Basically agree with this in the near term, though I do think in the longer term, especially in the 2030s, continual learning will bring the dangers of AGI, and probably will lead to faster takeoffs than purely LLM-based takeoff worlds.
But yes, for at least the next 5 years, continual learning will differentially wake up the world to AGI without bringing the dangers of AGI, but unlike many on here, I don’t expect it to lead to policy that lets us reduce x-risk from AI much for the reasons Anton Leicht states here, but in short form, even if accelerationist power declines, this doesn’t necessarily mean AI existential safety can take advantage of it, and AI safety money will decline as a percentage compared to money for various job protection lobbies, and while accelerationists won’t be able to defeat entire anti-AI bills, it will still remain easy for them to neuter AI safety bills enough to make the EV of politics for reducing existential risk either much less than technical AI safety, or even outright worthless/negative depending on the politics of AI.
There’s a Dwarkesh quote on continual learning that I really want to emphasize here:
Yes. Right now, LLMs feel more like a tool than a mind or entity.
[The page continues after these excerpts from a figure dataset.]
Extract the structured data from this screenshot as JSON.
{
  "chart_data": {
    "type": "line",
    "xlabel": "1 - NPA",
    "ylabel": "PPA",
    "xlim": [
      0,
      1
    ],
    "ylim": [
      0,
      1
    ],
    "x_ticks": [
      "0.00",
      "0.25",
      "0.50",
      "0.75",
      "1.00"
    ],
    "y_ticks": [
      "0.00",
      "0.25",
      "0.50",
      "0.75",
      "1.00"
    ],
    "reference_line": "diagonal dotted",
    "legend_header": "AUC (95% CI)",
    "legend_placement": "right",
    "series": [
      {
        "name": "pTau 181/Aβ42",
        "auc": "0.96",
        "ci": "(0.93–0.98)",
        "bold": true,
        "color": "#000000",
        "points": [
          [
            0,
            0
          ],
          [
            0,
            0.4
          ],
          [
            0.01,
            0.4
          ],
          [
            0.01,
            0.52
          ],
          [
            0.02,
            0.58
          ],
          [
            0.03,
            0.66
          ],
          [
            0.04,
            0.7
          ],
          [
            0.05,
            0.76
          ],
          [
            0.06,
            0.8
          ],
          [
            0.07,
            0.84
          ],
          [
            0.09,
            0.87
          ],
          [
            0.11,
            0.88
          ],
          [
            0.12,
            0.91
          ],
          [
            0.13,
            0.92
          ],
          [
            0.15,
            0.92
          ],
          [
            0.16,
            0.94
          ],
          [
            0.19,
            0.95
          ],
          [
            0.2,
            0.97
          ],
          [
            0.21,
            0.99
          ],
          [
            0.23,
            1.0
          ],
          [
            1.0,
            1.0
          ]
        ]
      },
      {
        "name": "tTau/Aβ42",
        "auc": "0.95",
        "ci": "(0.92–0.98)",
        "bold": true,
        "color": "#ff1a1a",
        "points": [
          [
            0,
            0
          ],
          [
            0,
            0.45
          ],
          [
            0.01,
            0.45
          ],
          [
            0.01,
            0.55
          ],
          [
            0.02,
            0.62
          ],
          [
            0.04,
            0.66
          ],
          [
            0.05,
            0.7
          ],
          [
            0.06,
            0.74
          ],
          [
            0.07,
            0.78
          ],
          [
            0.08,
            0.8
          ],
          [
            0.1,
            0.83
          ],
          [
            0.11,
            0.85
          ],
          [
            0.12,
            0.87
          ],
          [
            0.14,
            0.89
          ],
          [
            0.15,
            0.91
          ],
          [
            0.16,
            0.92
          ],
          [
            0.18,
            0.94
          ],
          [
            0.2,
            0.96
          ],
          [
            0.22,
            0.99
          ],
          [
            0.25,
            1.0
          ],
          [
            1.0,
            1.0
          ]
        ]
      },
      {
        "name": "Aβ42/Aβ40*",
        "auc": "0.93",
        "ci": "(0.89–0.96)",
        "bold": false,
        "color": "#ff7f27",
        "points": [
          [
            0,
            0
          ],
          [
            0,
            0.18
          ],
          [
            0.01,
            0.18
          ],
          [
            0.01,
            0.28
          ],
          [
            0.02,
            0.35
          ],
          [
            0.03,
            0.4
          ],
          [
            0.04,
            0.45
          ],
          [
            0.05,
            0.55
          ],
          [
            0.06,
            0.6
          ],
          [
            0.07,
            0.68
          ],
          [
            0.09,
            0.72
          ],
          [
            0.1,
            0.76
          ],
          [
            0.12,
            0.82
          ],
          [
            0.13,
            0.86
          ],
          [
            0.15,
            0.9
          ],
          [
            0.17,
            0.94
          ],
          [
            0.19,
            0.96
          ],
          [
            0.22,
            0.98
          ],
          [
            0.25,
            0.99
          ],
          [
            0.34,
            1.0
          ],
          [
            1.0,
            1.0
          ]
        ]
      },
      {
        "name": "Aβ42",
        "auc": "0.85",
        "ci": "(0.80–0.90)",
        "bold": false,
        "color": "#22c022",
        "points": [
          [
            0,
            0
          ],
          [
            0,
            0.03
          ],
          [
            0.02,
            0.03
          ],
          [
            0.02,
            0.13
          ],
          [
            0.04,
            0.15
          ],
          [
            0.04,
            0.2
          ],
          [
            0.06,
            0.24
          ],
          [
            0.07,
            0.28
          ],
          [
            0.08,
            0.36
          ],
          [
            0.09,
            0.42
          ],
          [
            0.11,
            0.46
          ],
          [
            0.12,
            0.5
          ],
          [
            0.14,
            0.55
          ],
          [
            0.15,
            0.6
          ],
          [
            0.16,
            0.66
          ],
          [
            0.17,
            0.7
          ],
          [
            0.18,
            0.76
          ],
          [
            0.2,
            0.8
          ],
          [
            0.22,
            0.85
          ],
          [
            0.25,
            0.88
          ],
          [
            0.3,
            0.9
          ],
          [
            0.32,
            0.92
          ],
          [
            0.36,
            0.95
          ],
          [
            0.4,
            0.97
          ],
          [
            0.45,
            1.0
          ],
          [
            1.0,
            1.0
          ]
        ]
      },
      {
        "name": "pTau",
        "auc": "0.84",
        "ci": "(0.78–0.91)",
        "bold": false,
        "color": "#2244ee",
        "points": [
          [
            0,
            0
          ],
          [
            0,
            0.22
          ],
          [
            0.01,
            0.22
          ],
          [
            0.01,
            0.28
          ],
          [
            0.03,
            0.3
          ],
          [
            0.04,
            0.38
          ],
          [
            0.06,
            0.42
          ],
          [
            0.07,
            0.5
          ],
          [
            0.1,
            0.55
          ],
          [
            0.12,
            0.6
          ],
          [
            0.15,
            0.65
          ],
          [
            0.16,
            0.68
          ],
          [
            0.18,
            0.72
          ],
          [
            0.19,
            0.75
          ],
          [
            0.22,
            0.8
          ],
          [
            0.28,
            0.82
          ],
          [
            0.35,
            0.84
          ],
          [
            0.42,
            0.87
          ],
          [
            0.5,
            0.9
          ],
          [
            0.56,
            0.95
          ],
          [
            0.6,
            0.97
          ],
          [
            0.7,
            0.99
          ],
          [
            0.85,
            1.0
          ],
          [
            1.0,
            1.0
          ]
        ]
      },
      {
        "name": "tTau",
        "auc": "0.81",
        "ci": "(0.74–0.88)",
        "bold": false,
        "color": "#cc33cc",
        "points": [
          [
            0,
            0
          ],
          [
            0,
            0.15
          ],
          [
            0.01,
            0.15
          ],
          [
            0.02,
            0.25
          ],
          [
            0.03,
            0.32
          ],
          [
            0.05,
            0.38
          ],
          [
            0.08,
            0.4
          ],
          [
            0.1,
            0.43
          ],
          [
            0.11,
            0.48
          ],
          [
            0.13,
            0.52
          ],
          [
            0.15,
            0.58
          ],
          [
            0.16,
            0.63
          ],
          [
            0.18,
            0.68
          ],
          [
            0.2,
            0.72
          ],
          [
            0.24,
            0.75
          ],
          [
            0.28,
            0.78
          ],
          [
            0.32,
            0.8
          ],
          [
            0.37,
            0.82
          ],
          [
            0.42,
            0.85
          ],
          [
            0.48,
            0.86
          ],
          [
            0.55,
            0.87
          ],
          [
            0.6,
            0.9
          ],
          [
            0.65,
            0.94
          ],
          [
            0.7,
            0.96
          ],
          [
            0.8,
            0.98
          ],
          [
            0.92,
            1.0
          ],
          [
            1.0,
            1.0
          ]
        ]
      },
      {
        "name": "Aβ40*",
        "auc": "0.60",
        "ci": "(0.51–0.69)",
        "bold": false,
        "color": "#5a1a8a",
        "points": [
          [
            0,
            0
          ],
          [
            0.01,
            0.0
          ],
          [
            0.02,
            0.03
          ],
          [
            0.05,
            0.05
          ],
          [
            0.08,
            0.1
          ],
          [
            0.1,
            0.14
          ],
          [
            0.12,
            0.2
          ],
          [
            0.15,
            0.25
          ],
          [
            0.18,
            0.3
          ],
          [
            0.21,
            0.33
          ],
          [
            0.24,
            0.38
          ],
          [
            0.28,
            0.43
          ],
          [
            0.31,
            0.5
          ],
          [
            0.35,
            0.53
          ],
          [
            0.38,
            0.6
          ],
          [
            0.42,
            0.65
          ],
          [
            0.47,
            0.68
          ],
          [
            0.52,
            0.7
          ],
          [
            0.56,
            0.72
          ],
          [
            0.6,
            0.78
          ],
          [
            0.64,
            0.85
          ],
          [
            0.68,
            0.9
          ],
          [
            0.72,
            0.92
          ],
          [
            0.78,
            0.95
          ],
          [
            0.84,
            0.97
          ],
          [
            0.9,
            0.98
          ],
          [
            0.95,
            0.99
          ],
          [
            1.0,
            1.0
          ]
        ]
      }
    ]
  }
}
Adding continual learning will make them feel more like humans, which is intuitively alarming. It will also broaden their deployment, another source of alarm. They’ll become more continuous like a human, instead of ephemeral ghost. More agentic behavior, as a result of improving competence by “learning on the job” (and other relevant improvements), will also push in that direction, making them seem intuitively more like humans. Humans are intuitively extremely dangerous. Weird alien versions of humans are intuitively even more alarming (if you’re not an AI enthusiast or engaged in a culture war with those pesky “doomers”).
I wrote about this in A country of alien idiots in a datacenter: AI progress and public alarm, focusing on impacts on public opinion. I wrote about the technical side more in LLM AGI will have memory, and memory changes alignment.
I think this will make progress toward RSI. It will grow into a major unhobbling for agent competence in all areas. But it will be slower progress, because we’ll have bad, limited continual learning before we have really good human-like continual learning. So I think it will unlock the dangers of AGI, but at a slower pace that will give us a fighting chance to wake up and take alignment seriously, barely in time.
I’m thinking of next-gen LLM agents with continual as parahuman AI, systems that work roughly like human brains/minds, and work alongside humans.